Cosa si intende esattamente per artroplastica?

L'artroplastica è l'intervento chirurgico che sostituisce una o entrambe le superfici di un'articolazione danneggiata con componenti artificiali. Non è un trattamento per il dolore generico, ma una procedura indicata quando l'articolazione è irreversibilmente compromessa.

Quali sono i rischi più frequenti dell'artroplastica?

I rischi principali includono infezione periprotesica, instabilità della protesi e trombosi venosa profonda. L'incidenza di infezione per protesi primarie è tra 0,5 e 2%, ma aumenta significativamente in presenza di obesità, diabete o terapie immunosoppressive.

Quanto dura il recupero dopo un'artroplastica d'anca?

La deambulazione con supporto inizia mediamente tra il 4° e l'8° giorno.

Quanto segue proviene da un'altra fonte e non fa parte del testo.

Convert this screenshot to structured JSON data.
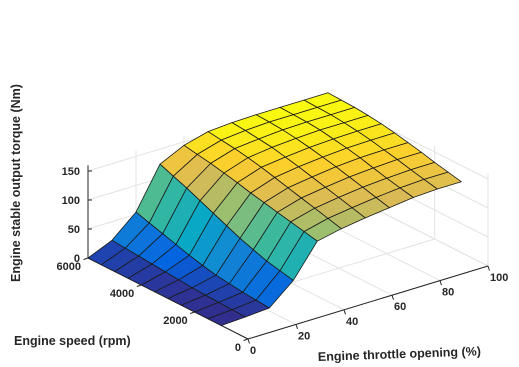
{
  "chart_data": {
    "type": "surface",
    "title": "",
    "xlabel": "Engine throttle opening (%)",
    "ylabel": "Engine speed (rpm)",
    "zlabel": "Engine stable output torque (Nm)",
    "xlim": [
      0,
      100
    ],
    "ylim": [
      0,
      6000
    ],
    "zlim": [
      0,
      160
    ],
    "x_ticks": [
      "0",
      "20",
      "40",
      "60",
      "80",
      "100"
    ],
    "y_ticks": [
      "0",
      "2000",
      "4000",
      "6000"
    ],
    "z_ticks": [
      "0",
      "50",
      "100",
      "150"
    ],
    "grid": true,
    "colormap": "parula",
    "x": [
      0,
      10,
      20,
      30,
      40,
      50,
      60,
      70,
      80,
      90,
      100
    ],
    "y": [
      1000,
      1500,
      2000,
      2500,
      3000,
      3500,
      4000,
      4500,
      5000,
      5500,
      6000
    ],
    "z": [
      [
        0,
        2,
        5,
        40,
        95,
        104,
        110,
        115,
        120,
        122,
        122
      ],
      [
        0,
        3,
        7,
        45,
        100,
        110,
        116,
        121,
        125,
        127,
        127
      ],
      [
        0,
        4,
        9,
        50,
        105,
        116,
        122,
        127,
        130,
        132,
        132
      ],
      [
        0,
        5,
        12,
        58,
        110,
        122,
        128,
        133,
        136,
        138,
        138
      ],
      [
        0,
        6,
        15,
        66,
        115,
        128,
        134,
        139,
        142,
        143,
        143
      ],
      [
        0,
        8,
        20,
        76,
        120,
        134,
        140,
        144,
        147,
        148,
        148
      ],
      [
        0,
        10,
        26,
        86,
        126,
        140,
        145,
        149,
        151,
        152,
        152
      ],
      [
        0,
        12,
        33,
        96,
        131,
        145,
        150,
        153,
        155,
        155,
        155
      ],
      [
        0,
        14,
        40,
        106,
        136,
        149,
        153,
        156,
        157,
        157,
        157
      ],
      [
        0,
        16,
        47,
        115,
        140,
        152,
        156,
        158,
        158,
        158,
        158
      ],
      [
        0,
        18,
        54,
        124,
        144,
        155,
        158,
        159,
        159,
        159,
        159
      ]
    ]
  }
}
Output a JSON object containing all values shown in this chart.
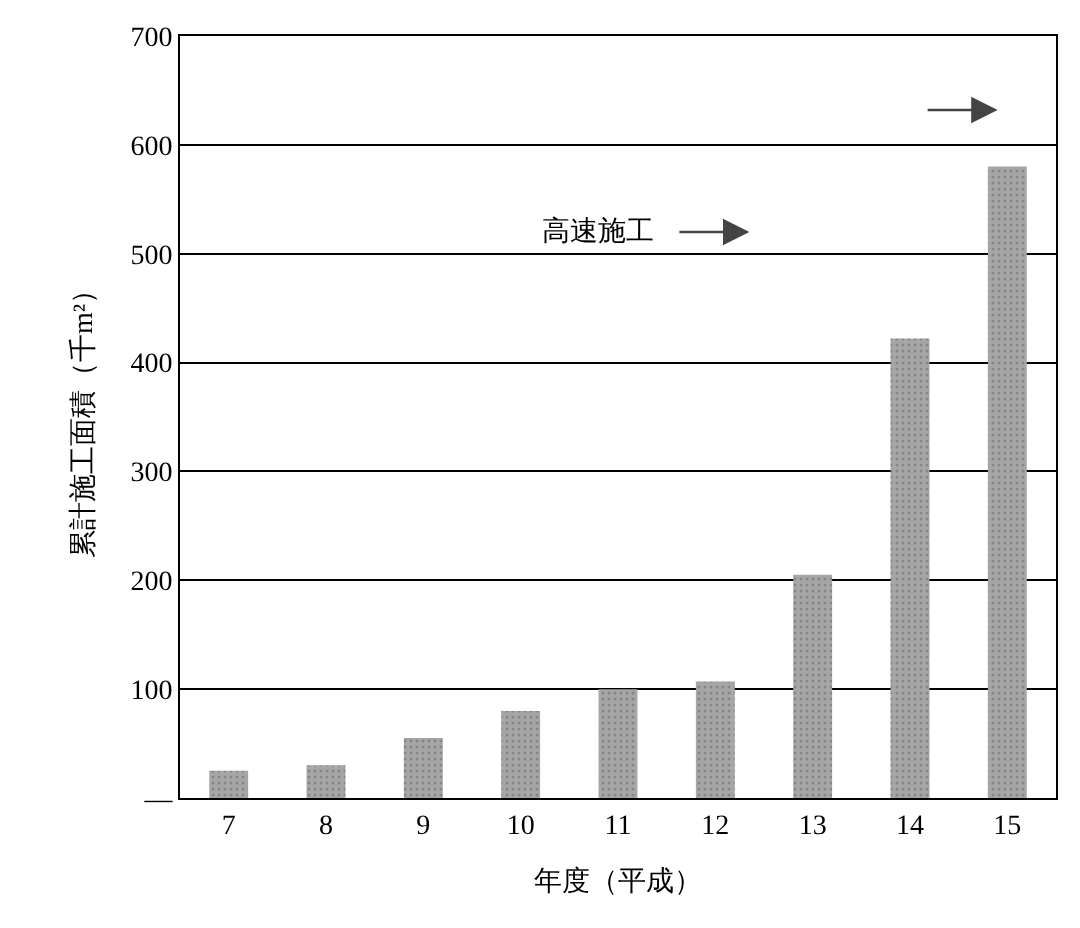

Il recupero funzionale completo richiede da 2 a 3 mesi, con fisioterapia attiva e progressione graduale del carico stabilita dal chirurgo.

L'artroplastica è sempre necessaria in caso di artrosi?

No. L'artroplastica viene indicata solo quando i trattamenti conservativi come farmaci, fisioterapia e infiltrazioni non producono più risultati sufficienti. In pazienti giovani con artrosi parziale, l'osteotomia può essere preferibile.

Quanto dura una protesi articolare?

Le protesi moderne di anca e ginocchio hanno una durata media di 15-20 anni nella maggior parte dei pazienti. La longevità dipende dall'attività fisica, dal peso corporeo e dalla qualità della riabilitazione post-operatoria.